Last year felt like one punch after another. As soon as I’d make it through one thing, I’d get walloped square in the face with another. Even starting a new role at work, one I’d hoped to move into for a while, felt tainted. The first several months in the role were spent quietly navigating the pain, exhaustion, dizziness and unknown of a new, one-organ-down body. I can’t tell you how many meetings I spent pushing through pain while being acutely aware that no one on the call had any idea what I was dealing with.

The constant pummeling of pain and exhaustion makes it difficult for me to embrace the notion that this body is even remotely badass. My body is familiar with fear, frailty, and fatigue, not strength, speed and stamina. Me, a tough hard-hitting showstopper? In this body? Sorry, you’re looking for someone else.

What I’ve realized, however, is that I fight harder and against more foes than I give myself credit for. I firmly believe that we Spoonies are some of the toughest, most resilient people out there. Now, I know sometimes I wish I didn’t have to be strong, but when I let myself feel how much I’ve had to fight, especially in the last year, I tap into a deep well of strength, fire, and badass-ery. This year I want to spend more time tapping into that place and exploring the possibly that maybe, just maybe, I am a badass.

5. You made it through another year, and that alone is enough.

When I say this, there’s a temptation to think I mean it in a greeting card, participation award kind of way. Sure, I do think participation awards are often earned, not given, when you have a chronic illness, but I also mean this in the literal, “holy cow you’re still alive — that’s amazing” way.

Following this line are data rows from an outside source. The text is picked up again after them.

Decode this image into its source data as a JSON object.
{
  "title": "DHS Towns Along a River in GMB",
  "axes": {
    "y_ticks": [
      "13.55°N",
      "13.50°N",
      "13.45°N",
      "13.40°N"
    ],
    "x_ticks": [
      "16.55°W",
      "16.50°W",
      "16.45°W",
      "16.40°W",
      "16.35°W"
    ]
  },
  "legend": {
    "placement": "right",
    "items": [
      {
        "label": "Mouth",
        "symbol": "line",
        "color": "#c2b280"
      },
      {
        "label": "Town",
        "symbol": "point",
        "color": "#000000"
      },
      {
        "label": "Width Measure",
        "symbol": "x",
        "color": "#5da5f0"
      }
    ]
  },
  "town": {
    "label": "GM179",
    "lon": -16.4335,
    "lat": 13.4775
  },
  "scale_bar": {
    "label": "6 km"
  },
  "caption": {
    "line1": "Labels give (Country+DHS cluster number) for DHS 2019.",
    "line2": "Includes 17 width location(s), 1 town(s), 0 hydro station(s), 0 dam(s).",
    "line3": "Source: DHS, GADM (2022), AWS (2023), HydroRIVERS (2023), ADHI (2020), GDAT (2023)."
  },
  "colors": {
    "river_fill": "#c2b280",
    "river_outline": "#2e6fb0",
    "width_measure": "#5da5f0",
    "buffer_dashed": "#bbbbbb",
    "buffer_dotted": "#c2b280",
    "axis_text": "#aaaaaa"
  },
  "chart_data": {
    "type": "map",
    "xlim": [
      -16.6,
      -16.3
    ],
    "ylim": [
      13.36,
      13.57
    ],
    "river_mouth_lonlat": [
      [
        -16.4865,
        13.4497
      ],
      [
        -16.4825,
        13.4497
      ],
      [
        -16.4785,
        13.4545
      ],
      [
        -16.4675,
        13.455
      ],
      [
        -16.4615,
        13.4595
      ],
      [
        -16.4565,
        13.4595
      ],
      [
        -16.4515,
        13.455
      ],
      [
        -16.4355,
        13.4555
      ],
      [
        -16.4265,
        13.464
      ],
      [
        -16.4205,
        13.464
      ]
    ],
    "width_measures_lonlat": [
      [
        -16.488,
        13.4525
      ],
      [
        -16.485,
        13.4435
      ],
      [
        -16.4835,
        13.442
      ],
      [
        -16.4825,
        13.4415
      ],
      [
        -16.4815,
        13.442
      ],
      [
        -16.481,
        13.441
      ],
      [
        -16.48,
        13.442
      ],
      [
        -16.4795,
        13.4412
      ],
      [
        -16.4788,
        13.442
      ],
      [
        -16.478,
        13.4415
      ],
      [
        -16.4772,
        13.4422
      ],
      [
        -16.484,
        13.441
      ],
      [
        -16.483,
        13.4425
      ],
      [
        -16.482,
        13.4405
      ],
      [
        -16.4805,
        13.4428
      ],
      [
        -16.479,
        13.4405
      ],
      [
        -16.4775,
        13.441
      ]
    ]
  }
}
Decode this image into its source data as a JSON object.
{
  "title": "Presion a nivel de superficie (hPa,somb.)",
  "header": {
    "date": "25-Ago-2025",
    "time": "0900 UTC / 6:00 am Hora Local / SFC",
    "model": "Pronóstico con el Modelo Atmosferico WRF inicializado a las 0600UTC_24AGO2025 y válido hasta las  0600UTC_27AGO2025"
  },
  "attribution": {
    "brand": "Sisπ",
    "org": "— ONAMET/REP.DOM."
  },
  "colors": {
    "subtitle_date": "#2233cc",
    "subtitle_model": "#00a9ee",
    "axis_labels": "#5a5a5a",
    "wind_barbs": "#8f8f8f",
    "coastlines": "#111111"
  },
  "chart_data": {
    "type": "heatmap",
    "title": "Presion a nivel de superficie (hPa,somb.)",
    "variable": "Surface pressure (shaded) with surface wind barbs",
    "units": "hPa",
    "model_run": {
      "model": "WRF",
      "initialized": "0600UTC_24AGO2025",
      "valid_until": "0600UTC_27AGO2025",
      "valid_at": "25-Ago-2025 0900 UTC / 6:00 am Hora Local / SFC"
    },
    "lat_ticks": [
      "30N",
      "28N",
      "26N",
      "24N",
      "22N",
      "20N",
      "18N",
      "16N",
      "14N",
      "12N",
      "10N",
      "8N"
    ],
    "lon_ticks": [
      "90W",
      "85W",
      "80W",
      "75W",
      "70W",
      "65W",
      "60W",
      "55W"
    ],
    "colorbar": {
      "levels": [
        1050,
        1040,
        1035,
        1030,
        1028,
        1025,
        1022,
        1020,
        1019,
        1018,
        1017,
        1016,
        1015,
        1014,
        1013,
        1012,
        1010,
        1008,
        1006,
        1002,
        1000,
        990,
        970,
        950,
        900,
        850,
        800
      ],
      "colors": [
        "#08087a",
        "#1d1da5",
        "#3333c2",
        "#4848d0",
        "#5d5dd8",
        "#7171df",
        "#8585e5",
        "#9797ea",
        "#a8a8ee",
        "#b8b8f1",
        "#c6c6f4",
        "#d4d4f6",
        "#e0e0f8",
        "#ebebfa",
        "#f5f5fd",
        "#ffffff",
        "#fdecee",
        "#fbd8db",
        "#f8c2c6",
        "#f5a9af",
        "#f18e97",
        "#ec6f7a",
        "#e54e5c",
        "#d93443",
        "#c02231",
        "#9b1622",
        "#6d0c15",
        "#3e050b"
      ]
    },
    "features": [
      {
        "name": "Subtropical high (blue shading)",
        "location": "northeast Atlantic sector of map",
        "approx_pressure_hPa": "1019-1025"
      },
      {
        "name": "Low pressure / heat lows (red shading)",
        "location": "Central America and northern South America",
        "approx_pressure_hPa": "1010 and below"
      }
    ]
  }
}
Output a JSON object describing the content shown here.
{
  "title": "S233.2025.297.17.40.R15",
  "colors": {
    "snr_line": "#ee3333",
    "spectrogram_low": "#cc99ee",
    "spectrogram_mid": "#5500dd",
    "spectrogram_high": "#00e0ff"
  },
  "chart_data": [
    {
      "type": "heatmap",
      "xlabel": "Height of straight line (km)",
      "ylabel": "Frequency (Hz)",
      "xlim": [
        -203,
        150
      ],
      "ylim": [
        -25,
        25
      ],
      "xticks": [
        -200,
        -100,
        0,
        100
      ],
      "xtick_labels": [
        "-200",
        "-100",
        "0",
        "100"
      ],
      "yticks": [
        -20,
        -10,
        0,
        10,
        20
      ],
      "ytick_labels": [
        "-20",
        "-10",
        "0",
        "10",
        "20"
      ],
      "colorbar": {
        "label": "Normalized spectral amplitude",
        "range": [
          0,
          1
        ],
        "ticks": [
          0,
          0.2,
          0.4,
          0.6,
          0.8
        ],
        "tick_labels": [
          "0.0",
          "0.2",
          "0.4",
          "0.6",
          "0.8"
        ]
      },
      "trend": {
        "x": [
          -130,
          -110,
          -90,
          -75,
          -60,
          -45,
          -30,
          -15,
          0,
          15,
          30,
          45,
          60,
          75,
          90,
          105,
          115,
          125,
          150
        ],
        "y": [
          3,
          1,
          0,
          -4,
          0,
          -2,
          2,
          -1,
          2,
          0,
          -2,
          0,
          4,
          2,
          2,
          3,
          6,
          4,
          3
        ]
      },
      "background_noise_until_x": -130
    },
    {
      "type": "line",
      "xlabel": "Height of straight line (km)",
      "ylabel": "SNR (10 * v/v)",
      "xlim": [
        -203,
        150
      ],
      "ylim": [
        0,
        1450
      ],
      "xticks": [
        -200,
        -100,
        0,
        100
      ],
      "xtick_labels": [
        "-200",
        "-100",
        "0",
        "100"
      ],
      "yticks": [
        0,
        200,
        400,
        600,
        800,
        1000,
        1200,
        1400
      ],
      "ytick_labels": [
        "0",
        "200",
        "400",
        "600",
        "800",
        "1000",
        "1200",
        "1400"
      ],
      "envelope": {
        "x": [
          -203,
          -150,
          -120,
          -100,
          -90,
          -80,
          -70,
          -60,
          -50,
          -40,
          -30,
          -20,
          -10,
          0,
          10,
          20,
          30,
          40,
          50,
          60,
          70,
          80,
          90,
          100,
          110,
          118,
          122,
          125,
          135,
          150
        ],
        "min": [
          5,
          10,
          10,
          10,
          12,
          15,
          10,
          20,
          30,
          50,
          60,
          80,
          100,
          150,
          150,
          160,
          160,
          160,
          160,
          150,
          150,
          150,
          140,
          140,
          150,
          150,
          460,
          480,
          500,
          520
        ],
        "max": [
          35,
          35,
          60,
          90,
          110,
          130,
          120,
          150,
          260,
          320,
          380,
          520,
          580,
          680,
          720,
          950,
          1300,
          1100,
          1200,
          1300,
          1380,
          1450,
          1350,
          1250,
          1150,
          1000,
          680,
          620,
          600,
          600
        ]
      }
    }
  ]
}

Something I rarely talk about is how scary it is to deal with health issues. When I first started feeling pain in my arm after my surgery, I didn’t want to go to the ER. This was in part because ERs are the worst, but also because I didn’t know if anyone would believe me enough to look into the pain I was feeling. Multiple doctors and nurses said they didn’t think an ultrasound on my arm was warranted, but they’d do it if I wanted one. Turns out I had not only one but two clots in my arm as well as an undiagnosed clotting disorder. Apparently being on birth control, having surgery at altitude (hi mountain west friends!) and having an undiagnosed clotting disorder made for a terrible clot-likely cocktail. Pretty scary. Not to mention the post-surgery pain that was a post-surgical tear, the post-post-surgery pain that was an intestinal blockage so large it was verging on rupturing and the “wait is this a death pain or a nothing pain” conundrum of my usual non-surgical health woes.

When I think about all my body’s gone through in the last year, I get pretty emotional. Thank goodness I have a great therapist who’s helped me both find joy in the things that went well and held space for the pain and fear of all that could’ve gone wrong. In whatever you’ve gone through last year, I hope you know how proud I am of you. I also hope you give your mind and body space to acknowledge that you’re here, you’re in this body, and you did it. You made it to the end of the year — or to the end of whatever transitional season you’re in — and that is worth celebrating.

While it may not seem like a success story for some, I’m really happy I’m still here and that I made it through another year. I may not know what’s coming in the next year or the next transition, but for now, I’ll pause, take a slow, deep breath and let myself revel in a well-deserved win.